Specifically, this association between wine and the liquid of the Tree of Life became attached to grape wine:

 “The oldest and most prevalent view identifies the forbidden fruit with the grape, which goes back to an old mythological idea that the wine is the beverage of the gods." (Ginzberg, Louis. The Legends of the Jews. 7 vol. Philadelphia: Jewish Publication Society of America. 1909.5:97).

The apparent anomaly of the drink which caused the Fall being used in the Last Supper is explained in Ginzberg’s note:

“the fruit which brought sin into the world will become a ‘healing’ in the world to come (Ginzberg, Louis. The Legends of the Jews. 7 vol. Philadelphia: Jewish Publication Society of America. 1909. 5:98).

This type of reference in John appears again for the second symbol of the sacrament, the bread.

John 6:48-51

48 I am that bread of life.

49 Your fathers did eat manna in the wilderness, and are dead.

50 This is the bread which cometh down from heaven, that a man may eat thereof, and not die.

51 I am the living bread which came down from heaven: if any man eat of this bread, he shall live for ever: and the bread that I will give is my flesh, which I will give for the life of the world.

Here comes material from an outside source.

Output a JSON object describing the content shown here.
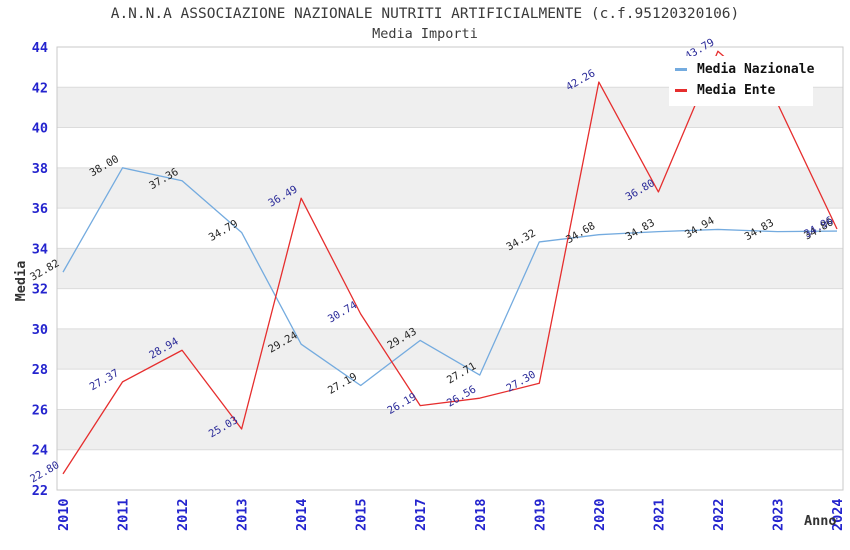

The immediate referent of the “bread” in John is manna, which is certainly not the fruit of the Tree of Life. However, the context of manna in this verse indicates that it became a substitute for the fruit that gave life.

In addition to symbolic associations, bread and wine have two other features that were important in the Old World context. They were available foods. It is at this point that we cannot be certain how the sacrament transferred to the New World setting.

The New World did not have bread. They may not have had the tortillas that we understand to have been their “bread” at this time in their history. The archaeological presence of the comal which was used to cook the flat corn tortillas does not come until after Book of Mormon times. It is probable that there was some form of a corn mass, though it would not have been anything we would associate with bread. However, there need not have been bread as we know it to fulfill the symbolic function of bread in the sacrament. They would require some solid form of food that could be separated into pieces for consumption. In later Aztec times, loaves of amaranth dough were formed into shapes and given as offerings to the gods. Amaranth dough might therefore have been another option for the Nephite sacrament.

Even though there is some archaeological evidence of grapes (David L. Lentz, “Plant Resources of the Ancient Maya: The Paleoethnobotanical Evidence”. Reconstructing Ancient Maya Diet. Edited by Christine D. White. The University Of Utah Press, 1999, p. 9), there is no evidence that they were used in wine, and certainly not extensively used for wine. The liquid symbol of this New World sacrament must have been altered just as was the bread to accommodate the foodstuffs commonly available in the New World.

A plant wine was available, and perhaps would have been sufficiently symbolic to be the representation used in the Sacrament. Since the institution of the Sacrament in the New World was most obviously connected with this miraculous appearance of the Savior, it is also quite probable that no prior symbolic associations were needed to bring sacred meaning to this particular event of sharing eat and drink. The current institution by the Savior in this context would have been sufficient to transform even the most ordinary food into an extraordinary experience.